March 08, 2022

Mandiant Insight on Russia & Ukraine

Industry: Government, Energy & Utility, Financial Services, Media & Entertainment, Transportation | Level: Strategic | Source: Mandiant

Mandiant’s review of the conflict between Russia and Ukraine warns of retaliation by Russia against organizations that condemn Russia and/or support Ukraine. Entities on high alert involve industries in government, financial services, energy & utility, transportation and media & entertainment. Mandiant describes Russia’s offensive tactics as “controlled escalation” or “escalation management/dominance,” “in which Russian forces gradually increase pressure, either through kinetic or non-kinetic methods, while gauging the adversarial reaction to each step until the adversary is willing to agree to favorable terms for Russia.” Many threat actor groups aligned to Russia can help orchestrate cyber activity, Mandiant’s insight points to APT28, TEMP.Isotope and Sandworm as groups most likely to engage in espionage and/or disruptive or destructive attacks. Threat group, APT29 is unknown whether to be participating in destructive attacks, as the group is not known to have a “destructive mandate,” however with Russia’s offensive attacks, the group’s objectives may change.
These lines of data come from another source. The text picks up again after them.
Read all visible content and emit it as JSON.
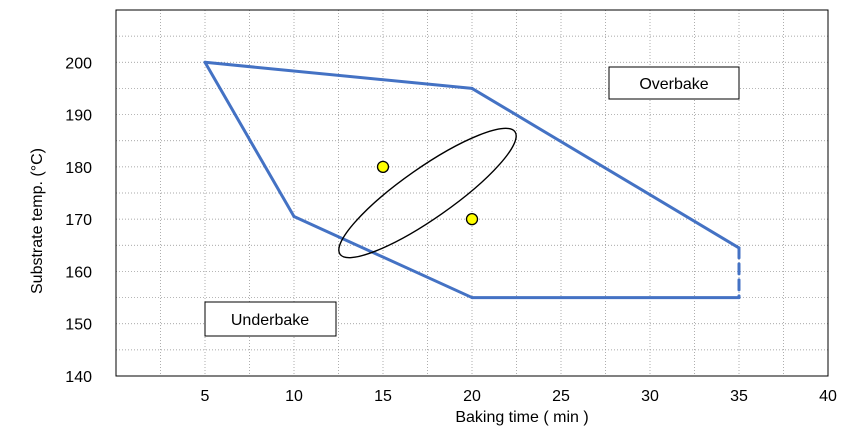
{
  "chart_data": {
    "type": "line",
    "xlabel": "Baking time ( min )",
    "ylabel": "Substrate temp. (°C)",
    "xlim": [
      0,
      40
    ],
    "ylim": [
      140,
      210
    ],
    "x_ticks": [
      "5",
      "10",
      "15",
      "20",
      "25",
      "30",
      "35",
      "40"
    ],
    "y_ticks": [
      "140",
      "150",
      "160",
      "170",
      "180",
      "190",
      "200"
    ],
    "grid": "dotted horizontal and vertical minor gridlines",
    "process_window": {
      "color": "#4472C4",
      "vertices": [
        [
          5,
          200
        ],
        [
          20,
          195
        ],
        [
          35,
          164.5
        ],
        [
          35,
          155
        ],
        [
          20,
          155
        ],
        [
          10,
          170.5
        ]
      ],
      "dashed_edge": [
        [
          35,
          164.5
        ],
        [
          35,
          155
        ]
      ]
    },
    "ellipse": {
      "color": "#000000",
      "center": [
        17.5,
        175
      ],
      "radius_x": 5,
      "radius_y": 11.5,
      "rotation_deg": -35
    },
    "points": {
      "fill": "#FFFF00",
      "stroke": "#000000",
      "values": [
        [
          15,
          180
        ],
        [
          20,
          170
        ]
      ]
    },
    "annotations": [
      "Overbake",
      "Underbake"
    ]
  }
}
Threat actor, UNC3715 is used by Mandiant to track the group associated with the deployment of HermeticWiper (aka NEARMISS and FoxBlade), no attribution is made to a named actor group. Mandiant urges high-risk organizations to brace for attacks, with Russian retaliation varying with implications imposed in various sectors. Financial organizations could face retaliation based on growing sanctions. Attacks against the energy industry could be “due to Europe’s reliance on Russian energy supplies.” Several companies such as FedEx, UPS, Maersk, Sabre, Boeing and Airbus have halted operations in Russia for transportation, logistics and aviation. Russia may retaliate in response to their cease to support and operate in Russia.